Black “Lacquer” Secretary Desk
I spotted this desk at a local auction, and knew it would be the perfect fit for a small wall nook in my office. I loved the glass doors on the top that allow for showcasing pretty things, but the drawers on the bottom were perfect for use as storage for guests since the room doubles as a bedroom. It looked to be in very bad shape cosmetically, but it was structurally sound, so I bid low and got it for $25!
The before and after are quite remarkable for a project that only took one afternoon. Keep reading to see how I did it!
Below are the tools/products I used for the project, all found at my local home improvement store. I used a wood fill pencil, sanding block, sticky rags to pick up the dust and a short Wooster brand brush – this was a great find!
But by far, the best advice I have is investing in a good quality paint. I wanted the look of a high shine lacquer, but that can take lots of coats and lots work. The Behr Marquee Interior Semi-Gloss Enamel paint is life changing. I’ll get to that later.
I first started by sanding the entire surface area of the desk to even out as much as possible. I used a 180 grit flexible sanding block which was much easier to maneuver than a regular sand paper sheet. I then wiped the surface clean with the tacky cloth – this is a great trick to get the surface nice and clean. The last step was filling in any major gashes with a wood filling pencil. I selected a color close to the original finish, but it didn’t really matter since it would be painted over.
While the wood filler was drying, I removed the hardware and used a gilding paste to give it new life. I swear I use this on almost every project I do! It’s such a quick and easy was to get wood, metal, almost anything a beautiful gilt finish. The best part is that you can control the coverage – from hints of gold in the nooks and crannies to full on glam.
Once the wood filler was dry, I painted. And this is where I realized how much paint quality matters. ONE coat was all it took to get a rich, full coverage and glossy finish.

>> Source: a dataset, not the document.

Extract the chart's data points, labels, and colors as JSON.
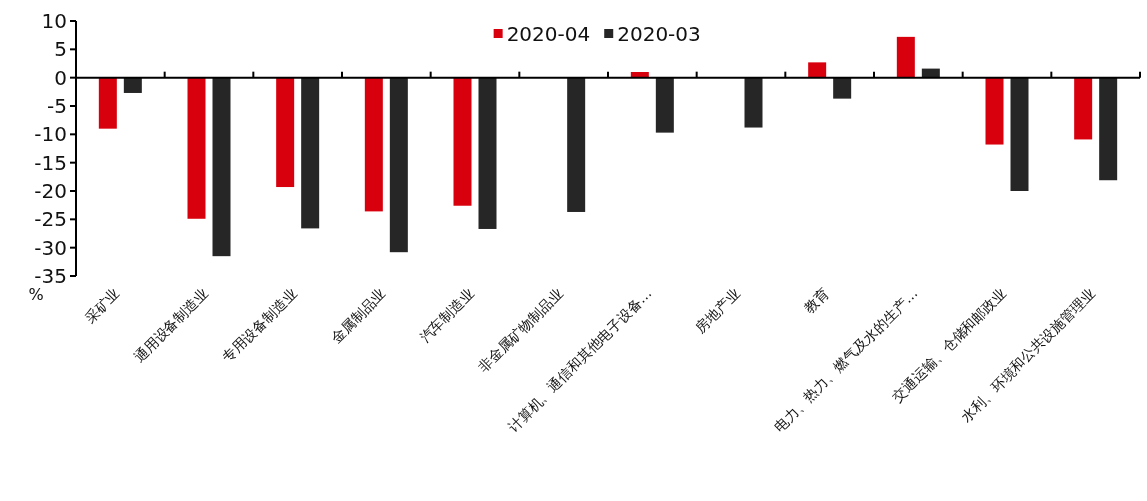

The tiny scratches were gone, and I was left with an even and wonderful result.
I originally painted the back a powder blue, but it was falling flat. I got this marbalized paper from a local paper store, and it gave the back wall the perfect statement I was looking for.
The wood panes were originally on the inside of the glass, but I moved them to the outside which gives them more definition and impact. It was an easy switch, simply removing the tiny metal tacks and pushing them back in on the other side.
I’m still looking for the right piece to put on top to give it more height. I’m thinking a cool vintage birdcage? I love the hunt!